In this week's CL, Publisher James Howard states his intention to marry his longtime partner on Jan. 6 — supposedly the first day same-sex couples can be wed in Florida. 

But not so fast. When he called the Hillsborough County Clerk of Court's office today to find out how to obtain a marriage license, he was told that the office would not be issuing licenses to same-sex couples.

The confusion stems from a memo issued by Greenberg Traurig, the Miami-based law firm that represents county clerks. It's true that the U.S. Supreme Court refused to stay the ruling by U.S. District Court Judge Robert Hinkle in favor of same-sex marriage in FL, but the memo informed clerks that they could be breaking state law if they married gay couples, since (in the law firm's view) the Hinkle ruling applies only in Washington County, where the lawsuit was filed.

It's possible that Judge Hinkle will issue a clarification of his ruling, which could settle the confusion. Meanwhile, Equality Florida CEO Nadine Smith is warning clerks who refuse to issue licenses that they will be "hit with costly legal challenges" and is urging supporters to call their county clerks to let them know "denying marriage is unconstitutional."
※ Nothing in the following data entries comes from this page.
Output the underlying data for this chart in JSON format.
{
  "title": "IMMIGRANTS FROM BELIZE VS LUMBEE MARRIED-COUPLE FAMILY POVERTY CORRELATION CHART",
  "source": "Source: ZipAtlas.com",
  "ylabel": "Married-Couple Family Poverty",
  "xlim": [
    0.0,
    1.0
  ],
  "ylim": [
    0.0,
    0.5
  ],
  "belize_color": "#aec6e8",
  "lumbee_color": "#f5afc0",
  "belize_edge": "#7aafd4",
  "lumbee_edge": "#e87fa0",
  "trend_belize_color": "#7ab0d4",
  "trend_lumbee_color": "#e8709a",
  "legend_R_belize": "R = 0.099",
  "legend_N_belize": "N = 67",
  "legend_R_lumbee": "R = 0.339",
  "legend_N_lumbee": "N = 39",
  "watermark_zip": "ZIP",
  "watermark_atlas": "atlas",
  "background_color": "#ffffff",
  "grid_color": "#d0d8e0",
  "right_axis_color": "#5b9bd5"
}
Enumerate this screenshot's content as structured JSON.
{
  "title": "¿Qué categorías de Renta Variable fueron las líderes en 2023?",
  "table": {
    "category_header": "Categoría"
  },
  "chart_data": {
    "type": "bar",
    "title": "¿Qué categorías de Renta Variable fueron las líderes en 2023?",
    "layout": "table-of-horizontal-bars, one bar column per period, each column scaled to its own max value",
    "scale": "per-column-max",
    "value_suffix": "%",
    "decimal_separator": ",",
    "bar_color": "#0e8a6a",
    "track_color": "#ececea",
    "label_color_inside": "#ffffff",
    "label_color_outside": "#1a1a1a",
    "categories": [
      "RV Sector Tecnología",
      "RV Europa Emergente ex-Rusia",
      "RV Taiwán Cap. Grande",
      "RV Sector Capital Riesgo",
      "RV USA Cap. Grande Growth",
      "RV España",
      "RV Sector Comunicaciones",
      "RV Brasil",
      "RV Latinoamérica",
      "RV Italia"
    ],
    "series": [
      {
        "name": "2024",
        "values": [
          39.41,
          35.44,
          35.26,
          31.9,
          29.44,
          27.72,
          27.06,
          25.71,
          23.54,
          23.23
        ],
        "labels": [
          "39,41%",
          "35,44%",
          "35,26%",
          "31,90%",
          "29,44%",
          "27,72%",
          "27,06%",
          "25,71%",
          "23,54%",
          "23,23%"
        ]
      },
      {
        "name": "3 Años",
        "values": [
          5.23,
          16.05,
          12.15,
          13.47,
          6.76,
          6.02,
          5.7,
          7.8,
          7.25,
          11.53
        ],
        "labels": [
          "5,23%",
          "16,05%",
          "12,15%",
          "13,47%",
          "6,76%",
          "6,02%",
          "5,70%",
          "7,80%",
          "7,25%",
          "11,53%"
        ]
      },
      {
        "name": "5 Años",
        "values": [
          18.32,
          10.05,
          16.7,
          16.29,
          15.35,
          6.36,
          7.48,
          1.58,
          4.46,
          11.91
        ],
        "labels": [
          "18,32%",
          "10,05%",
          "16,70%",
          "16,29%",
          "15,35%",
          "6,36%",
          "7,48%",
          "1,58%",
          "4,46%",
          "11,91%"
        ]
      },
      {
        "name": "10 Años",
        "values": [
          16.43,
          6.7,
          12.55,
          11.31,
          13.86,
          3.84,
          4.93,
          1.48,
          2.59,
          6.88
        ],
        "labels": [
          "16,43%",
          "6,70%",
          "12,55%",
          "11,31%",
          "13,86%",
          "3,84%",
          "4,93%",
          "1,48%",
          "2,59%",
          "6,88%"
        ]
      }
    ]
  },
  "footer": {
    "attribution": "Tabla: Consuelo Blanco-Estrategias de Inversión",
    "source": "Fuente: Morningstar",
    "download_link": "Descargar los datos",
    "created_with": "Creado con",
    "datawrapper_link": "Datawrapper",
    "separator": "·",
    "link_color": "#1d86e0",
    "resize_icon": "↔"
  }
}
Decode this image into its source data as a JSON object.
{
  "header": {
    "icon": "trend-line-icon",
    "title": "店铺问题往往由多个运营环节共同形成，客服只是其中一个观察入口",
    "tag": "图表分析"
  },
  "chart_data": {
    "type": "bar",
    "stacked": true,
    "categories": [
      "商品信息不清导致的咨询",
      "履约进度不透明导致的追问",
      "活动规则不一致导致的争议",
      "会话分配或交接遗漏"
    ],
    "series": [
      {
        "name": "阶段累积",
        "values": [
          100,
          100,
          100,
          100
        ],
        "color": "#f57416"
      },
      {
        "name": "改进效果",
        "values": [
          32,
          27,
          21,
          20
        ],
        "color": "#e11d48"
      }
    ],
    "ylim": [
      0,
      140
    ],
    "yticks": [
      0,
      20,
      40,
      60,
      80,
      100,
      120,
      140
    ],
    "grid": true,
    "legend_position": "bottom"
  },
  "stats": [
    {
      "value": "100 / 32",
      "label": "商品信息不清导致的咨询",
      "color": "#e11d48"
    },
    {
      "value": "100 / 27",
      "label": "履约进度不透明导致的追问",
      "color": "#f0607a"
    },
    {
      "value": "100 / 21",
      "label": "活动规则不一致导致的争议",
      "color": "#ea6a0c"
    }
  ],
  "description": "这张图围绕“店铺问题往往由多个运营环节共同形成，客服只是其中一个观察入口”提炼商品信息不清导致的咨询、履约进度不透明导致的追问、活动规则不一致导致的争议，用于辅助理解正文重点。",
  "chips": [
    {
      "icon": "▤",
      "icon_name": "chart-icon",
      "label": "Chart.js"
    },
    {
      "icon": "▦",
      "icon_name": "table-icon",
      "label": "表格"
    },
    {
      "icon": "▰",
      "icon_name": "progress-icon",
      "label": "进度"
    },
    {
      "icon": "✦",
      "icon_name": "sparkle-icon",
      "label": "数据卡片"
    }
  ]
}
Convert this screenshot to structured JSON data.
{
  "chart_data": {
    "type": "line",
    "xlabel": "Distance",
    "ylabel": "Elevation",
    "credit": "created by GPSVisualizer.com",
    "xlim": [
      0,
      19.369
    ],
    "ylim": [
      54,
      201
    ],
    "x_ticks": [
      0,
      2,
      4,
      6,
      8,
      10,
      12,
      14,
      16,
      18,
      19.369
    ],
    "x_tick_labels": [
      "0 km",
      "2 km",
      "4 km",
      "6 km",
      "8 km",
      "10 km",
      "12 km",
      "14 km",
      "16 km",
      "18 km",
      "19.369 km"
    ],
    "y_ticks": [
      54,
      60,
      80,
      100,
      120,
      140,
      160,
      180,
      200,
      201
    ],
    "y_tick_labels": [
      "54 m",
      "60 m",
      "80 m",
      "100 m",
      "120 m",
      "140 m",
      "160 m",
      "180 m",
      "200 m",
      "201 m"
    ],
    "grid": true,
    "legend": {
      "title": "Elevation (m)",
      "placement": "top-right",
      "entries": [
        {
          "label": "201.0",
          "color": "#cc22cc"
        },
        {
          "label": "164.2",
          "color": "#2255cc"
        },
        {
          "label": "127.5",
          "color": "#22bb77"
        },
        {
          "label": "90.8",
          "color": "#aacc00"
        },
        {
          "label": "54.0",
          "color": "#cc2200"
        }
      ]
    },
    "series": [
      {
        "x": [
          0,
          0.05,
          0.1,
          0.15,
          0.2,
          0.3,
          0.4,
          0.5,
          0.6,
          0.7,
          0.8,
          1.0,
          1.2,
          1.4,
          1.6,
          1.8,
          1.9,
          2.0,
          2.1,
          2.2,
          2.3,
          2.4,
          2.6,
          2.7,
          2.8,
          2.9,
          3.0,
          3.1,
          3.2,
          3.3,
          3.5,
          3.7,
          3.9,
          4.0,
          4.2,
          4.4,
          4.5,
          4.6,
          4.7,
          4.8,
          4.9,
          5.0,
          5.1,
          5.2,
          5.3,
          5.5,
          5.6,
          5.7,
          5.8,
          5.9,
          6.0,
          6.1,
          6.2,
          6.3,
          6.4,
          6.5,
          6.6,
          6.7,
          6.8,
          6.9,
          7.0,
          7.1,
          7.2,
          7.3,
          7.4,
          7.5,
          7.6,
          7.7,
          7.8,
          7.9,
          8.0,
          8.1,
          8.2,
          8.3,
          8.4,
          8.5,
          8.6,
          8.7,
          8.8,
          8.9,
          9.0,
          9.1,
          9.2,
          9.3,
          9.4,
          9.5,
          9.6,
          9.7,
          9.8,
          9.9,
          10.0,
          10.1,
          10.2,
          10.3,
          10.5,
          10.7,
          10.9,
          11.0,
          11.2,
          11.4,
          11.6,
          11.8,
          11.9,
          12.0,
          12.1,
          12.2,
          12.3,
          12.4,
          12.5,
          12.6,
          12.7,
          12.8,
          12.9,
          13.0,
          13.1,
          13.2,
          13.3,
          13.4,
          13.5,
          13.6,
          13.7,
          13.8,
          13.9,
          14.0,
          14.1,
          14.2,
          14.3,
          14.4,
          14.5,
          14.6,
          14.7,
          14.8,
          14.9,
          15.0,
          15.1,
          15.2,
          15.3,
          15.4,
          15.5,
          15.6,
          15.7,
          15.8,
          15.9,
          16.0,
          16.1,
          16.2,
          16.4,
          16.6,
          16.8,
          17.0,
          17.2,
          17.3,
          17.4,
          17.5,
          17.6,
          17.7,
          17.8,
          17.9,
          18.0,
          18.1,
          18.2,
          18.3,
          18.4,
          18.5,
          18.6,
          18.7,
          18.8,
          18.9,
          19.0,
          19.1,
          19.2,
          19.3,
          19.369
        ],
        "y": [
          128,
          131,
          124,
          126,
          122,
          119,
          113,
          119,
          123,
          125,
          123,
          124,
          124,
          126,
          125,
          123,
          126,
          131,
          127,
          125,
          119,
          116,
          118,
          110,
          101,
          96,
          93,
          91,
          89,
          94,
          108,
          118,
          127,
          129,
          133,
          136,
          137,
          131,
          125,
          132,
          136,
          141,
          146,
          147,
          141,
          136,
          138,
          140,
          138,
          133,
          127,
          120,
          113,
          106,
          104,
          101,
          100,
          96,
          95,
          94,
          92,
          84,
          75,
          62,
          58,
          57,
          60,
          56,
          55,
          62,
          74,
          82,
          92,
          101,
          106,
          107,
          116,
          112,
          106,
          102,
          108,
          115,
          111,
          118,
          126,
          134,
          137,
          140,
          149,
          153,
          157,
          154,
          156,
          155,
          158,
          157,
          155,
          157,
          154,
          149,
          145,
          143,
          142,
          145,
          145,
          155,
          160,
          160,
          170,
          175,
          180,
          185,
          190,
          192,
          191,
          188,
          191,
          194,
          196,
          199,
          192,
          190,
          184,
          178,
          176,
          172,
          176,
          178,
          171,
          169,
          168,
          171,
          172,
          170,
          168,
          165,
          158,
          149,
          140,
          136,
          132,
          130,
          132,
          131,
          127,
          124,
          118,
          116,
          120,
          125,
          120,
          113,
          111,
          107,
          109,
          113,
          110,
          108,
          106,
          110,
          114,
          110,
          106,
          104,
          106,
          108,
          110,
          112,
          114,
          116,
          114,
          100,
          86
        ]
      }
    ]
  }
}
Howard, once he revealed that he was publisher of Creative Loafing, was referred to the communications department, which yielded a statement from Clerk of Court Pat Frank:

"We are waiting for clarification of Judge Hinkle's order. If the court permits us to marry same-sex couples we are prepared to do so."

(The Tampa Tribune reported that, in the event of such a clarification, Frank is making plans to marry couples on Jan. 6 in downtown Tampa's Joe Chillura Courthouse Square.)

An email sent out today by Equality Florida suggests that county clerks are about to get a lot of calls and emails.

"Here's what we need you to do," says CEO Smith in the email. "Contact your Clerk and let her or him know you expect them to uphold their oath to protect the rights of all as guaranteed by the US Constitution and issue a marriage license… Get Everyone You Know to Contact the Clerk — Everyone you would invite to your wedding. All your friends. Get everyone you know to make sure the Clerks understand that denying marriage is unconstitutional."

The email includes links to talking points and contact info for county clerks' offices.